Excess is of the mind. The substance, or behaviour, we choose is merely a matter of accident or opportunity or circumstance. So you are right. Forget the food. Ditch any notion of diet. The focus on food is just a distraction.
One of the reasons I liked Freud was because he understood the nature of compulsion. As long as someone goes on doing what he's doing, he can avoid the real emotional issues which drive him. If you keep getting angry as your first line of defence, or keep giving in for the sake of peace, you miss the real point. It's only when we give up a habitual response that we can see what fuels it, face the demons that drive it. Which is why a person has to stop drinking, or doing drugs, or working ridiculously long hours, or being a total doormat, or using her fists, in order to deal with the self-hatred, fear and justifiable anger which lies buried in her heart.
You can see the difficulty with an eating disorder when it comes to discovering what lies behind it. You can't stop eating.

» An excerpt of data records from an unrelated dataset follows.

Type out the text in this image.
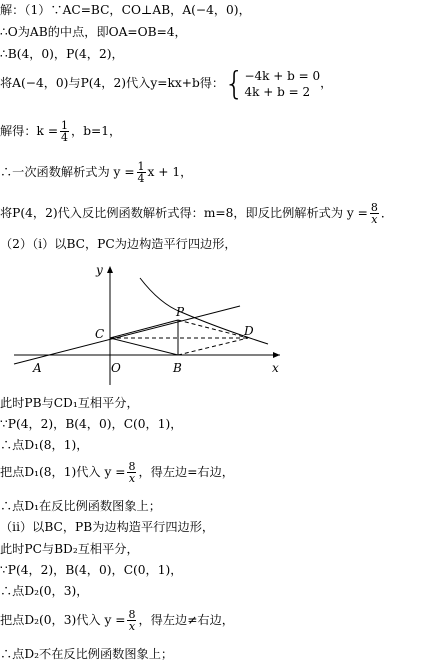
解：（1）∵AC=BC，CO⊥AB，A(−4，0)，
∴O为AB的中点，即OA=OB=4，
∴B(4，0)，P(4，2)，
将A(−4，0)与P(4，2)代入y=kx+b得：{ −4k + b = 0
4k + b = 2
，
解得：$k = \frac{1}{4}$ ，b=1，
∴一次函数解析式为 $y = \frac{1}{4}$ x + 1，
将P(4，2)代入反比例函数解析式得：m=8，即反比例解析式为 $y = \frac{8}{x}$ ．
（2）（i）以BC，PC为边构造平行四边形，
y
x
P
C	D
A	O	B
此时PB与CD₁互相平分，
∵P(4，2)，B(4，0)，C(0，1)，
∴点D₁(8，1)，
把点D₁(8，1)代入 $y = \frac{8}{x}$ ，得左边=右边，
∴点D₁在反比例函数图象上；
（ii）以BC，PB为边构造平行四边形，
此时PC与BD₂互相平分，
∵P(4，2)，B(4，0)，C(0，1)，
∴点D₂(0，3)，
把点D₂(0，3)代入 $y = \frac{8}{x}$ ，得左边≠右边，
∴点D₂不在反比例函数图象上；
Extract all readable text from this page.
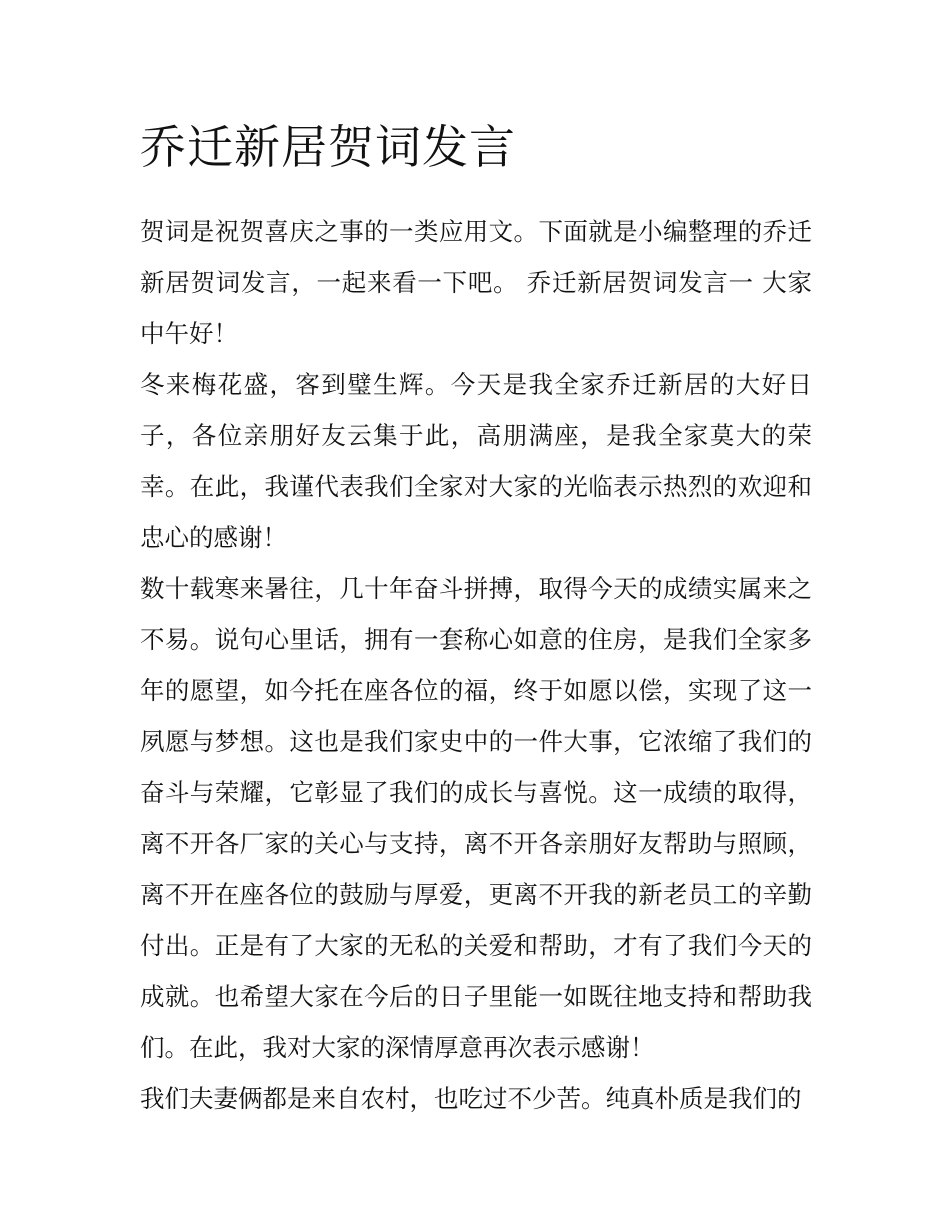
乔迁新居贺词发言

贺词是祝贺喜庆之事的一类应用文。下面就是小编整理的乔迁新居贺词发言，一起来看一下吧。 乔迁新居贺词发言一 大家中午好！

冬来梅花盛，客到璧生辉。今天是我全家乔迁新居的大好日子，各位亲朋好友云集于此，高朋满座，是我全家莫大的荣幸。在此，我谨代表我们全家对大家的光临表示热烈的欢迎和忠心的感谢！

数十载寒来暑往，几十年奋斗拼搏，取得今天的成绩实属来之不易。说句心里话，拥有一套称心如意的住房，是我们全家多年的愿望，如今托在座各位的福，终于如愿以偿，实现了这一夙愿与梦想。这也是我们家史中的一件大事，它浓缩了我们的奋斗与荣耀，它彰显了我们的成长与喜悦。这一成绩的取得，离不开各厂家的关心与支持，离不开各亲朋好友帮助与照顾，离不开在座各位的鼓励与厚爱，更离不开我的新老员工的辛勤付出。正是有了大家的无私的关爱和帮助，才有了我们今天的成就。也希望大家在今后的日子里能一如既往地支持和帮助我们。在此，我对大家的深情厚意再次表示感谢！

我们夫妻俩都是来自农村，也吃过不少苦。纯真朴质是我们的
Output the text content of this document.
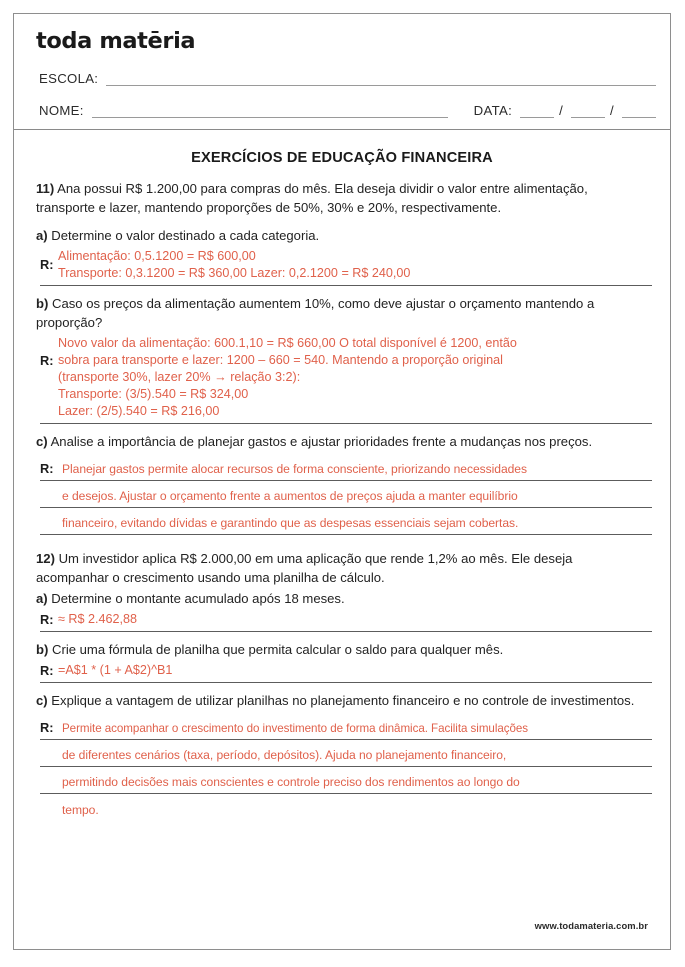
toda matēria
ESCOLA:
NOME:	DATA:	/	/
EXERCÍCIOS DE EDUCAÇÃO FINANCEIRA

11) Ana possui R$ 1.200,00 para compras do mês. Ela deseja dividir o valor entre alimentação, transporte e lazer, mantendo proporções de 50%, 30% e 20%, respectivamente.

a) Determine o valor destinado a cada categoria.

R:
Alimentação: 0,5.1200 = R$ 600,00
Transporte: 0,3.1200 = R$ 360,00 Lazer: 0,2.1200 = R$ 240,00

b) Caso os preços da alimentação aumentem 10%, como deve ajustar o orçamento mantendo a proporção?

R:
Novo valor da alimentação: 600.1,10 = R$ 660,00 O total disponível é 1200, então
sobra para transporte e lazer: 1200 – 660 = 540. Mantendo a proporção original
(transporte 30%, lazer 20% → relação 3:2):
Transporte: (3/5).540 = R$ 324,00
Lazer: (2/5).540 = R$ 216,00

c) Analise a importância de planejar gastos e ajustar prioridades frente a mudanças nos preços.

R: Planejar gastos permite alocar recursos de forma consciente, priorizando necessidades
e desejos. Ajustar o orçamento frente a aumentos de preços ajuda a manter equilíbrio
financeiro, evitando dívidas e garantindo que as despesas essenciais sejam cobertas.

12) Um investidor aplica R$ 2.000,00 em uma aplicação que rende 1,2% ao mês. Ele deseja acompanhar o crescimento usando uma planilha de cálculo.

a) Determine o montante acumulado após 18 meses.

R: ≈ R$ 2.462,88

b) Crie uma fórmula de planilha que permita calcular o saldo para qualquer mês.

R: =A$1 * (1 + A$2)^B1

c) Explique a vantagem de utilizar planilhas no planejamento financeiro e no controle de investimentos.

R: Permite acompanhar o crescimento do investimento de forma dinâmica. Facilita simulações
de diferentes cenários (taxa, período, depósitos). Ajuda no planejamento financeiro,
permitindo decisões mais conscientes e controle preciso dos rendimentos ao longo do
tempo.
www.todamateria.com.br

Controlling the eating just intensifies the focus on food. It's a compulsion which is hard to handle, not because the issues are more serious, but because you can't stop the compulsive behaviour. That makes it harder to face the fear.
Don't let that daunt you. If we've lost our temper all our lives or been a doormat all our lives, that's hard to rectify too. Sometimes giving in is the right thing to do. So is justifiable anger. So is working long hours for that matter. It isn't always appropriate to stop these behaviours. Yet if our lives are a misery as a result, we have to look at our souls, hearts and minds to hear what's really going on. And we have to do so without the clarity of feelings such as fear, anxiety and anger, which surface quickly once a compulsion is halted.
You don't measure your self-worth in terms of your weight. You're holding anger and anxiety at bay by doing a control routine with food. Comfort eating is a substitute for handling the pain. So what's the pain? That's the only question.
As I'm sure you know, I'm a big fan of secrets. People tell too much to-day, just as they told too little in times past. I'm not sure, though, that keeping your husband in the dark about your despair is a good idea. Lack of communication is damaging to any relationship. On top of that, I'm guessing that to some extent it's shame which keeps you silent. To which my question is: What is there to be ashamed of? Something damaged you so badly in your youth that the scars still hurt enormously. Anyone who loves you will feel concern, not contempt. And no, I'm not letting you off the hook. Of course you're responsible for yourself, and must tackle your despair. But a little help from someone who loves you might be nice too.
You may also have kept the secret because you're afraid of losing control, of being seen as someone who is weak and can be walked on, or taken over. Except you're not really in control anyway right now are you? Oh I know you've been making superhuman efforts over the last 15 years. It's just that sometimes we misuse our strength, are truly brave, fight unbelievable battles, but on the wrong front.
Go see a serious therapist. And consider at least letting your husband in on some of your misery, so he won't misunderstand your emotional withdrawal. It might also help to go to a good acupuncturist. After all, the mind and body are one. And sometimes we can access emotional problems through treating the body, just as we can access physical problems through treating the mind and soul.